While the "Belgrade Declaration" was issued, it was just a declaration and did not benefit the Soviet Union in any way. It was merely a statement between the Soviet and Yugoslav governments; the two parties had no consensus at all. Furthermore, Tito then turned around and stated that improving relations between Yugoslavia and the Soviet Union would not affect Yugoslavia's relations with Europe and the United States.

Unexpectedly, the other cadres at the Council of Ministers attacked Molotov unanimously, turning it into a criticism meeting of Molotov, allowing Khrushchev to completely eliminate the last person who posed a threat to him after Stalin's death.

After dealing with Molotov, Khrushchev became increasingly open about his views. During this period, Khrushchev expressed his desire to catch up with the United States in areas like meat protein within a few years. Wei Hongjun argued for this statement, analyzing publicly available Soviet and American data. He then criticized Khrushchev's ideas as completely unrealistic and "leftist" and reckless.

The Soviet Union could not achieve this goal on its own.

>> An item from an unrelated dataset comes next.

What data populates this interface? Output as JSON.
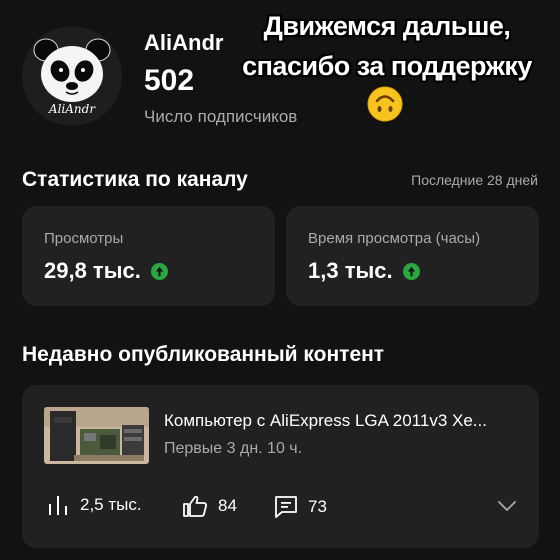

However, Khrushchev's intention to gradually shift the Soviet Union's focus from a heavy industrial nation to one that prioritized livelihoods was a positive development for China. The Soviet Union's current industrial policies were deeply entrenched, and Khrushchev couldn't change them at will. Therefore, if Khrushchev wanted to improve Soviet livelihoods, he would have to rely more heavily on China for supplies. The Soviet Union's own agricultural and light industrial capabilities simply couldn't achieve the results Khrushchev desired.

So China should seize this opportunity.

Exchange more light industrial products for Soviet machinery and equipment.

The analysis of the Soviet Union constitutes a supplementary text. In the main text, Wei Hongjun continues his analysis of what needs to be done in the primary stage of socialism. Wei Hongjun begins by stating that since we are in the primary stage of socialism, this indicates that my country is a socialist country and must uphold the socialist system. This is a fundamental line that cannot be violated.

Then there is the question of how long the primary stage of socialism will take.

Wei Hongjun stated that the primary stage of socialism is a long process. my country's socialist society is and will remain in the primary stage for a long time. We must face up to this primary stage and cannot go beyond it.

Then the question is how to get through this primary stage of socialism, or to what extent can we be said to have broken through the primary stage of socialism.

Wei Hongjun put forward some specific ideas.

Wei Hongjun proposed how to move from the basic stage of the primary stage of socialism to the primary stage of socialism.

The problems of food, clothing, housing and transportation of our people have been completely solved. Our country has transformed from an agricultural country into an industrial country, and from a country with a majority of illiterate and semi-literate people to a country with relatively developed science, technology, education and culture.

Later, Wei Hongjun wrote some data.

These figures included per capita grain production, per capita cloth production, per capita bicycles, per capita cars, per capita public transportation, and the proportion of higher education. Following these figures, Wei Hongjun wrote that achieving these goals would establish a solid industrial and agricultural foundation, a solid cultural foundation, and a solid foundation for public services. New China could then move from the foundation-laying stage to the development stage. In other words, it would move from the foundational stage of the primary stage of socialism to the primary stage of true socialist development.

Once we truly enter the primary stage of socialism, we will transition from solving the basic necessities of life to improving them. If the foundational stage of the primary stage of socialism is merely the initial solution to the problems of life, then the subsequent stage is the stage of improving living standards.

Then there is the issue of 100 million cars that Wei Hongjun talked to the Chairman about.